Is the following index a good fit for the query?

CREATE INDEX tbl_idx ON tbl (date_column)
SELECT COUNT(*)
FROM tbl
WHERE EXTRACT(YEAR FROM date_column) = 2017

Your answer:

  • Good fit: No need to change anything
  • Bad fit: Changing the index or query could improve performance

Answer

Bad fit: Changing the index or query could improve performance

Wrapping the table column in a function renders this index mostly useless for this query.

Note that the database could still read the full index end to end. Although this can be faster than reading the full table end to end, it is still not very efficient and considered not solution to this problem.

Question 2

Is the following index a good fit for the query?

CREATE INDEX tbl_idx ON tbl (a, date_column)
SELECT *
FROM tbl
WHERE a = 12
ORDER BY date_column DESC
LIMIT 1

Your answer:

  • Good fit: No need to change anything
  • Bad fit: Changing the index or query could improve performance

Answer

Good fit: No need to change anything

The statement can run as an indexed top-N query. It performs just a B-tree traversal (log(n)) and a single table access.

The trick is that the index supports the where clause as well as the order by clause. The database uses the index to find the last entry that matches the where clause and takes it as result.
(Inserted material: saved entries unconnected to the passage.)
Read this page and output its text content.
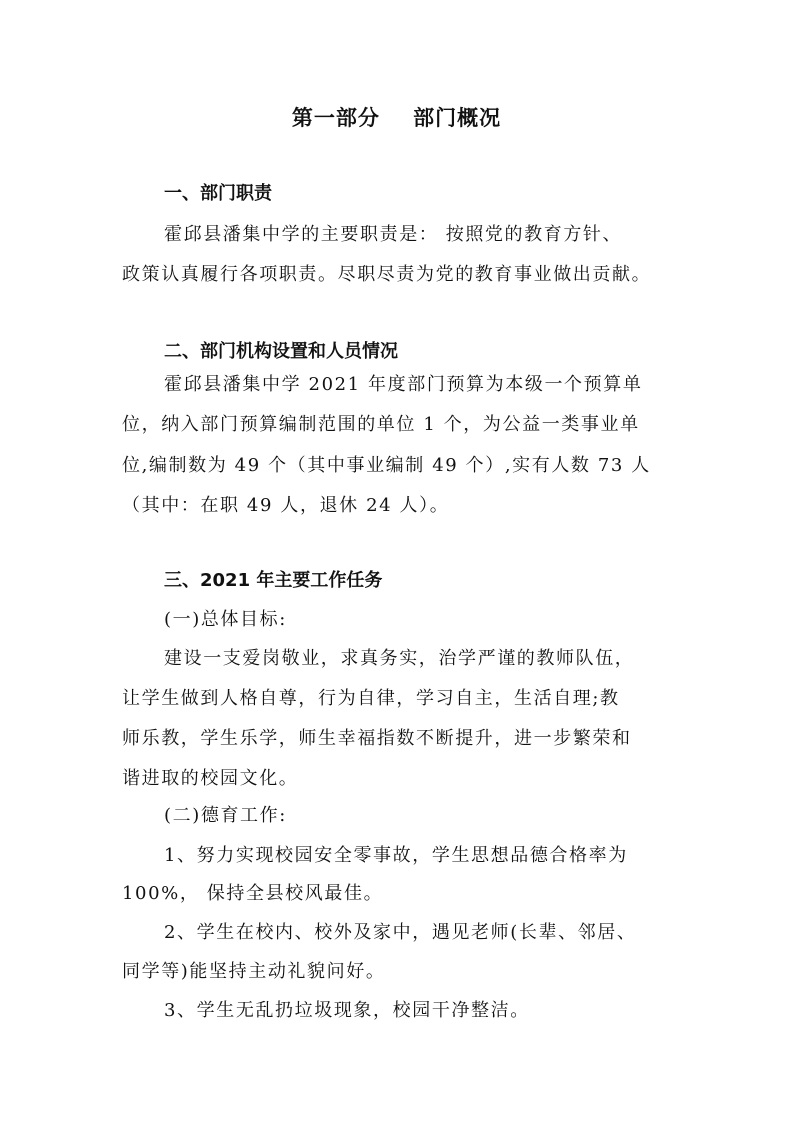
第一部分    部门概况
一、部门职责
霍邱县潘集中学的主要职责是： 按照党的教育方针、
政策认真履行各项职责。尽职尽责为党的教育事业做出贡献。
二、部门机构设置和人员情况
霍邱县潘集中学 2021 年度部门预算为本级一个预算单
位，纳入部门预算编制范围的单位 1 个，为公益一类事业单
位,编制数为 49 个（其中事业编制 49 个）,实有人数 73 人
（其中：在职 49 人，退休 24 人）。
三、2021 年主要工作任务
(一)总体目标:
建设一支爱岗敬业，求真务实，治学严谨的教师队伍，
让学生做到人格自尊，行为自律，学习自主，生活自理;教
师乐教，学生乐学，师生幸福指数不断提升，进一步繁荣和
谐进取的校园文化。
(二)德育工作:
1、努力实现校园安全零事故，学生思想品德合格率为
100%， 保持全县校风最佳。
2、学生在校内、校外及家中，遇见老师(长辈、邻居、
同学等)能坚持主动礼貌问好。
3、学生无乱扔垃圾现象，校园干净整洁。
Even though there is an order by clause, there is no need to sort any rows.

Question 3

Is the following index a good fit for both queries?

CREATE INDEX tbl_idx ON tbl (a, b)
SELECT *
FROM tbl
WHERE a = 38
AND b = 1
SELECT *
FROM tbl
WHERE b = 1

Your answer:

  • Good fit: No need to change anything
  • Bad fit: Changing the index or a query could improve performance

Answer

Bad fit: Changing the index or a query could improve performance

The index covers the first query only, the second query cannot use the index efficiently.
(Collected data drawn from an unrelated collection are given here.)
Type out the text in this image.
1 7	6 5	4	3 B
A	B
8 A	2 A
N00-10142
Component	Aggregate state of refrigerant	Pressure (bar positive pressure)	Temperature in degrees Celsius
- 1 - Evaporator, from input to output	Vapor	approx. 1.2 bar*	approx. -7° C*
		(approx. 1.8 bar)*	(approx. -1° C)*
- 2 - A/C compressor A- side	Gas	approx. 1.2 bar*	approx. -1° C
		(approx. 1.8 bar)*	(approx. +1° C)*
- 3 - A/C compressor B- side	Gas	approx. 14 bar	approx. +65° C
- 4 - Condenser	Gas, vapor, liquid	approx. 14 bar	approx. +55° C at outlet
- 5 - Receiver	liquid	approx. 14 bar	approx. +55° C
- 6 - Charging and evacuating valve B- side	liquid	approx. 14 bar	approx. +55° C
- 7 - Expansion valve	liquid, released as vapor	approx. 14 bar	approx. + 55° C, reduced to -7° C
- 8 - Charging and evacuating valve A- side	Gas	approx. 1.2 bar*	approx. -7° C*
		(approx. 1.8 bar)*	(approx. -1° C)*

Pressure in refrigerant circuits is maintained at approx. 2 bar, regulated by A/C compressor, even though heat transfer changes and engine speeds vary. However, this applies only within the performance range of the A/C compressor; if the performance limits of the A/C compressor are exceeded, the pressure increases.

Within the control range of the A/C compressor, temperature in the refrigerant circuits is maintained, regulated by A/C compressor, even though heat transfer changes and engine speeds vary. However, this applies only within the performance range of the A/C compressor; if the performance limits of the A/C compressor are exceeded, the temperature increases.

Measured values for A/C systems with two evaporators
Note that the database could still read the full index end to end. Although this can be faster than reading the full table end to end, it is still not very efficient and considered not solution to this problem.

Changing the index column order makes the index suitable for both queries—without additional overhead. The index should therefore look like this (columns exchanged):

CREATE INDEX tbl_idx ON tbl (b, a)

Question 4

Is the following index a good fit for the query?
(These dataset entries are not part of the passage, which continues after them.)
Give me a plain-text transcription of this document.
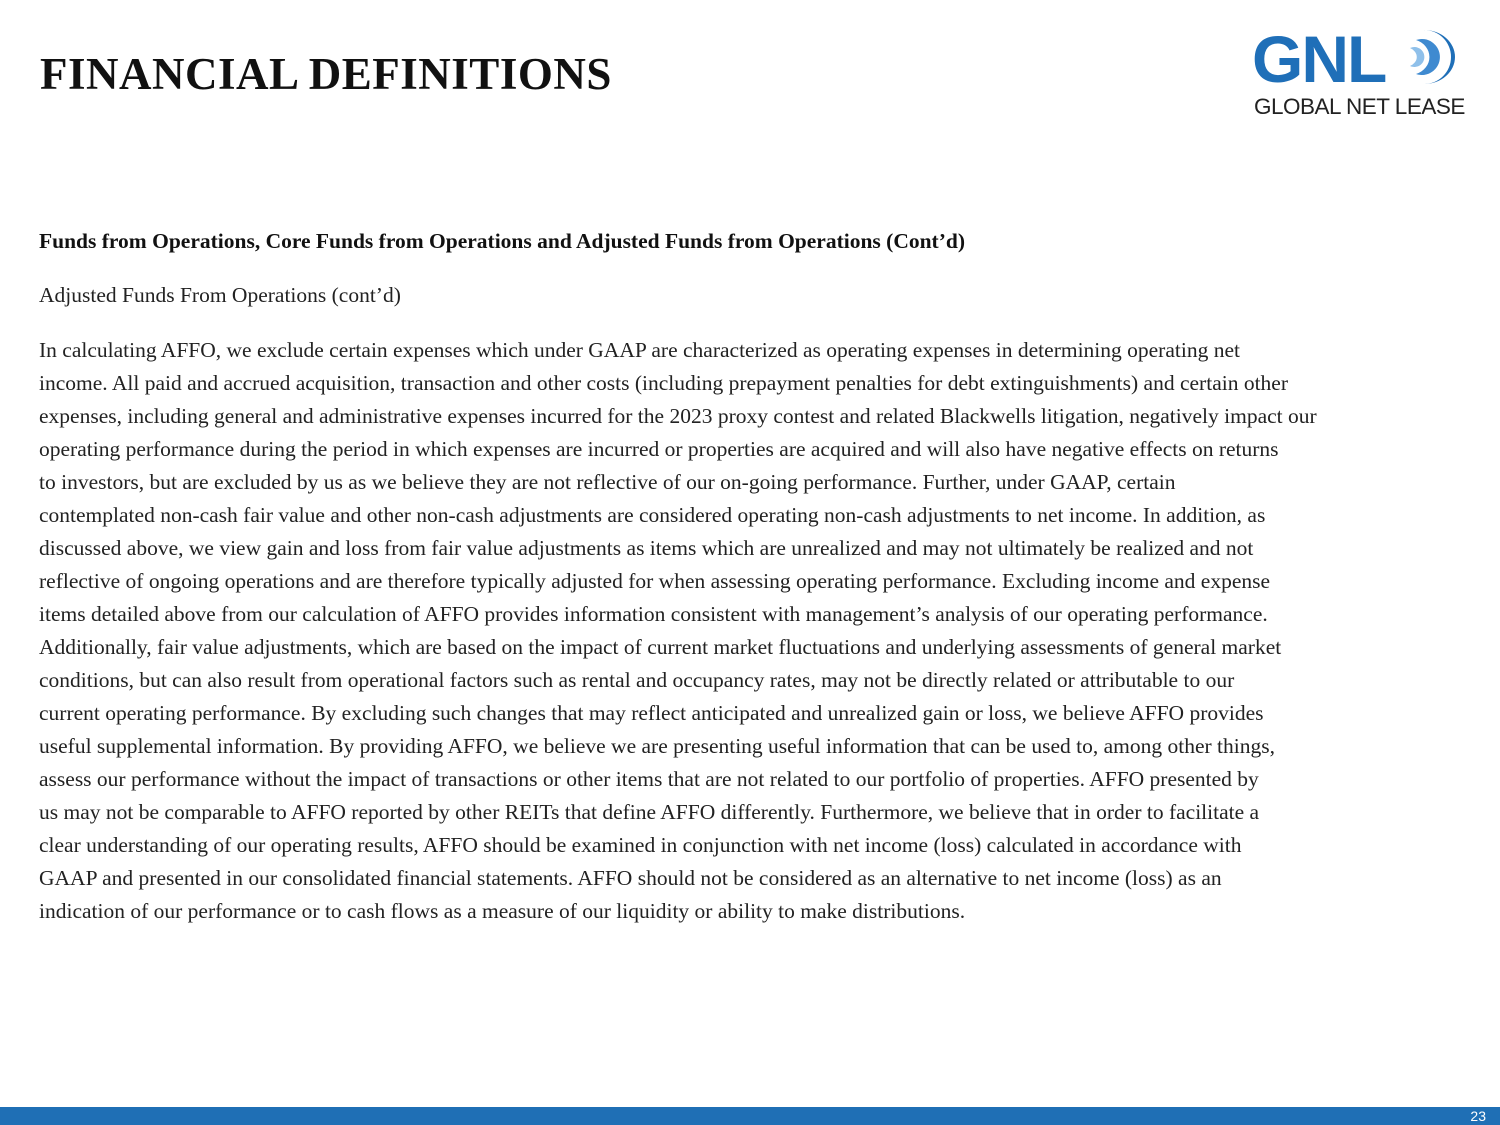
FINANCIAL DEFINITIONS	GNL
GLOBAL NET LEASE
Funds from Operations, Core Funds from Operations and Adjusted Funds from Operations (Cont’d)
Adjusted Funds From Operations (cont’d)
In calculating AFFO, we exclude certain expenses which under GAAP are characterized as operating expenses in determining operating net
income. All paid and accrued acquisition, transaction and other costs (including prepayment penalties for debt extinguishments) and certain other
expenses, including general and administrative expenses incurred for the 2023 proxy contest and related Blackwells litigation, negatively impact our
operating performance during the period in which expenses are incurred or properties are acquired and will also have negative effects on returns
to investors, but are excluded by us as we believe they are not reflective of our on-going performance. Further, under GAAP, certain
contemplated non-cash fair value and other non-cash adjustments are considered operating non-cash adjustments to net income. In addition, as
discussed above, we view gain and loss from fair value adjustments as items which are unrealized and may not ultimately be realized and not
reflective of ongoing operations and are therefore typically adjusted for when assessing operating performance. Excluding income and expense
items detailed above from our calculation of AFFO provides information consistent with management’s analysis of our operating performance.
Additionally, fair value adjustments, which are based on the impact of current market fluctuations and underlying assessments of general market
conditions, but can also result from operational factors such as rental and occupancy rates, may not be directly related or attributable to our
current operating performance. By excluding such changes that may reflect anticipated and unrealized gain or loss, we believe AFFO provides
useful supplemental information. By providing AFFO, we believe we are presenting useful information that can be used to, among other things,
assess our performance without the impact of transactions or other items that are not related to our portfolio of properties. AFFO presented by
us may not be comparable to AFFO reported by other REITs that define AFFO differently. Furthermore, we believe that in order to facilitate a
clear understanding of our operating results, AFFO should be examined in conjunction with net income (loss) calculated in accordance with
GAAP and presented in our consolidated financial statements. AFFO should not be considered as an alternative to net income (loss) as an
indication of our performance or to cash flows as a measure of our liquidity or ability to make distributions.
23
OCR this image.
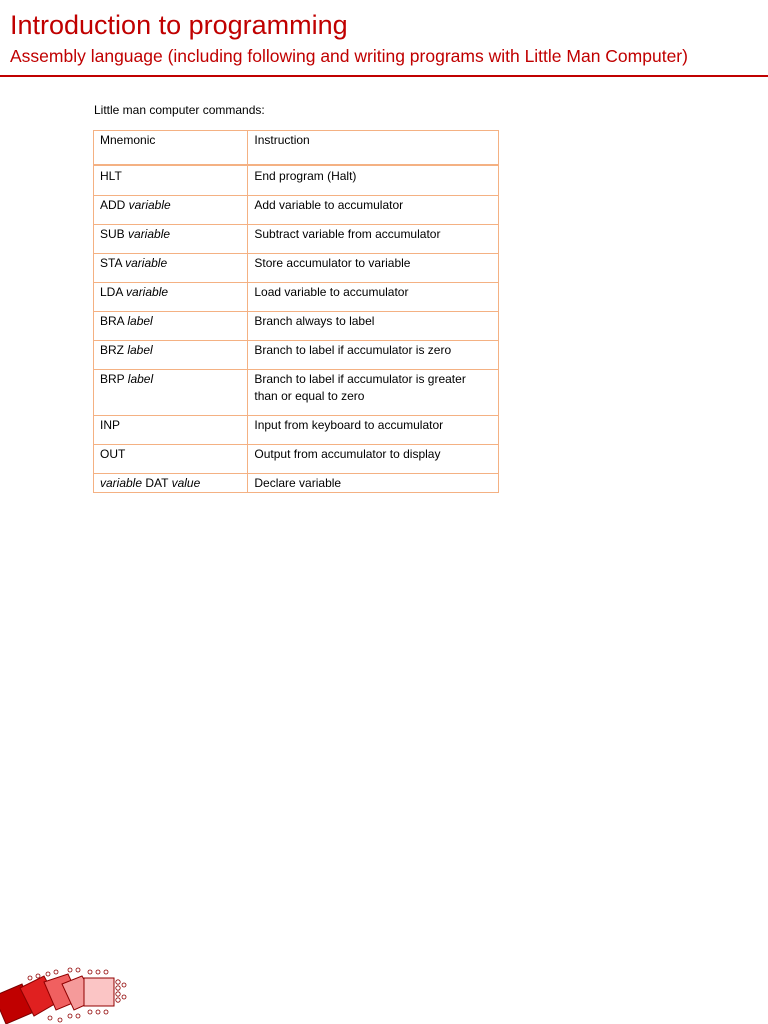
Introduction to programming
Assembly language (including following and writing programs with Little Man Computer)
Little man computer commands:
Mnemonic	Instruction
HLT	End program (Halt)
ADD variable	Add variable to accumulator
SUB variable	Subtract variable from accumulator
STA variable	Store accumulator to variable
LDA variable	Load variable to accumulator
BRA label	Branch always to label
BRZ label	Branch to label if accumulator is zero
BRP label	Branch to label if accumulator is greater than or equal to zero
INP	Input from keyboard to accumulator
OUT	Output from accumulator to display
variable DAT value	Declare variable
CREATE INDEX tbl_idx ON tbl (text)
SELECT *
FROM tbl
WHERE text LIKE 'TJ%'

Your answer:

  • Good fit: No need to change anything
  • Bad fit: Changing the index or query could improve performance

Answer

Good fit: No need to change anything

Although like expressions starting with a wild card character (% or _) cannot use this index efficiently, a pattern that has the wild card character at the very end can! Even if the wild card character is in the middle, the index is still useful.

Question 5

This question is different. First consider the following index and query:

CREATE INDEX tbl_idx ON tbl (a, date_column)
SELECT date_column, count(*)
FROM tbl
WHERE a = 38
GROUP BY date_column

Let’s say this query returns at least a few rows and that there is no other index on this table.

To implement a new functional requirement, another condition (b = 1) is added to the where clause:

SELECT date_column, count(*)
FROM tbl
WHERE a = 38
AND b = 1
GROUP BY date_column

How will the change affect performance:

  • Same: Query performance stays about the same
  • Not enough information: Definite answer cannot be given
  • Slower: Query takes more time
  • Faster: Query take less time

Answer

Same: Query performance stays about the same

Wrong! The query will be slower.

The index happened to have all required data (columns) for the original query. It can run as so-called index-only scan, which doesn’t need to access the actual table at all.

Accessing any column that is not part of the index prevents this optimization so that the database must look into the actual table for each row that qualifies the original where clause to see if it also satisfies the new filter. Even if the new filter removes all rows, it does so after incurring additional work. Although the grouping has fewer rows to aggregate, this cannot compensate for the additional table look-ups.